What a Father Could Say to a Trafficked Daughter
© 2023 Adults Saving Kids
Two Stories First
These two stories tell of two fathers mentioned in the support group we had when my wife, Ina and I were dealing with a trafficked daughter. One father was an Episcopal priest who lived in the New England area. His daughter had been trafficked. His wife was in our support group. She worked for Honeywell. At this time the daughter was in prison in Georgia but was getting out. The mother wanted the father to get involved but he kept his distance. The reality for many young women in this kind of circumstance is they need a trustworthy man who cares about them. This might be the only hope they have. One they can rely on, who loves and treasures them. This father was not ready to be that person. Sadly!

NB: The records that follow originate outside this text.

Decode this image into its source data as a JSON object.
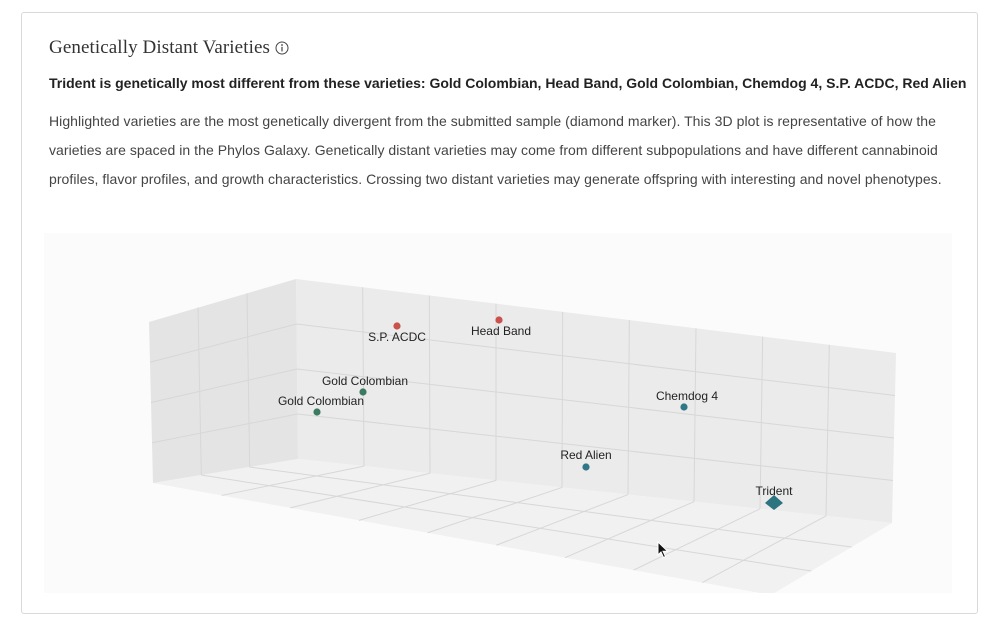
{
  "card": {
    "title": "Genetically Distant Varieties",
    "subtitle": "Trident is genetically most different from these varieties: Gold Colombian, Head Band, Gold Colombian, Chemdog 4, S.P. ACDC, Red Alien",
    "description": "Highlighted varieties are the most genetically divergent from the submitted sample (diamond marker). This 3D plot is representative of how the varieties are spaced in the Phylos Galaxy. Genetically distant varieties may come from different subpopulations and have different cannabinoid profiles, flavor profiles, and growth characteristics. Crossing two distant varieties may generate offspring with interesting and novel phenotypes."
  },
  "icons": {
    "info": "info-circle-icon",
    "cursor": "mouse-pointer-icon"
  },
  "colors": {
    "red_marker": "#c9524a",
    "green_marker": "#3d7a62",
    "teal_marker": "#2e7888",
    "sample_marker": "#2b7480"
  },
  "chart_data": {
    "type": "scatter",
    "dimensions": 3,
    "points": [
      {
        "label": "S.P. ACDC",
        "color": "#c9524a",
        "marker": "circle"
      },
      {
        "label": "Head Band",
        "color": "#c9524a",
        "marker": "circle"
      },
      {
        "label": "Gold Colombian",
        "color": "#3d7a62",
        "marker": "circle"
      },
      {
        "label": "Gold Colombian",
        "color": "#3d7a62",
        "marker": "circle"
      },
      {
        "label": "Chemdog 4",
        "color": "#2e7888",
        "marker": "circle"
      },
      {
        "label": "Red Alien",
        "color": "#2e7888",
        "marker": "circle"
      },
      {
        "label": "Trident",
        "color": "#2b7480",
        "marker": "diamond"
      }
    ],
    "grid": true,
    "axis_labels_shown": false
  }
}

The mother went to Georgia when her daughter got out of prison and brought her back to the Twin Cities. All was well for the moment, but the mother had to go to her job. Meanwhile the daughter was left alone. Either she or some man called on the telephone. This was before cell phones. After two days when the mother came home from work, the daughter was gone. She was back on the streets. Later the daughter had a baby somewhere on the west coast and left the baby on the porch of someone’s house and took off. My heart went out to her for all the heartache she experienced in her lifetime. Much later I heard the mother died How much agony can a person take? The mother was heartbroken by all these circumstances.
Another mother in our support group had a daughter who was trafficked to Chicago. Somehow, she got away from the pimping guy and came home. When the mother came to the support group, she agonized over the refusal of her husband to talk to his daughter. He thought that it was her fault for going to Chicago and getting herself into such a fix. Months passed but the dad would not forgive his daughter or talk to her. Finally the daughter took off, went to Las Vegas and got right back into the fix she was in before—selling herself. What a tragedy! Sometimes parents don’t understand either the vulnerability of our kids or the sophisticated scheming of the traffickers. Unfortunately they don’t realize how important their love, understanding and support is.
It is easy for a man in America to be a wimp, to not lead with strength, virtue and honor. Is not this one of the reasons the sex industry flourishes?
How can a father support a daughter and family after a trafficking situation? How can he be a hope and a support?
First of all, most fathers do not understand how choices are made inside of choices. A squirrel entering a trap with peanut butter on the far end is indeed making a choice. However, the person who bought the trap and put the peanut butter at the far end of the trap also made a choice. So the squirrel is making a decision to enter without realizing that some other being has also made the decision to entrap the squirrel. We can call this making a choice inside of a choice.
If a father sees this for what it is, then that father can speak frankly to his daughter and say, “You got set up by someone presenting to you what looked like a good thing but they had their own plans, pretty sure as to how you would respond. We never taught you about these things so we actually did not do what we could have done. We did not equip you to see through set-ups. We did not inform you of the kind of people who are out there. We did not take seriously how at your age you were inexperienced with the sophisticated schemes people have to take advantage of the unprepared. I choose to love you now as I always have in the past. I choose to stand by you here with all that’s happened. We are going to get through all the trauma you have experienced. You are important and valuable to me. You are still God’s child and that means God loves you. You will have moments of self-blame. You will have memories that create havoc in your mind and soul. This is not easy to deal with but here I am. I am for you, not against you. There will be moments where you might lose control. There will be moments where you will remember what the trafficker told you that your parents don’t care about you anymore. That is all baloney. Don’t let these thoughts get a foothold in your thinking. You are special to me, to our family. God forgives whatever there is to forgive. I forgive whatever there is to forgive. Forgive me for not preparing you. Will you do that? Listen to the words I am speaking. They are the truth, not the falsehoods and lies somebody concocted to get control of your mind. It might take a while. You are on the road to recovery and that is a good road to travel. Do you get what I am saying?”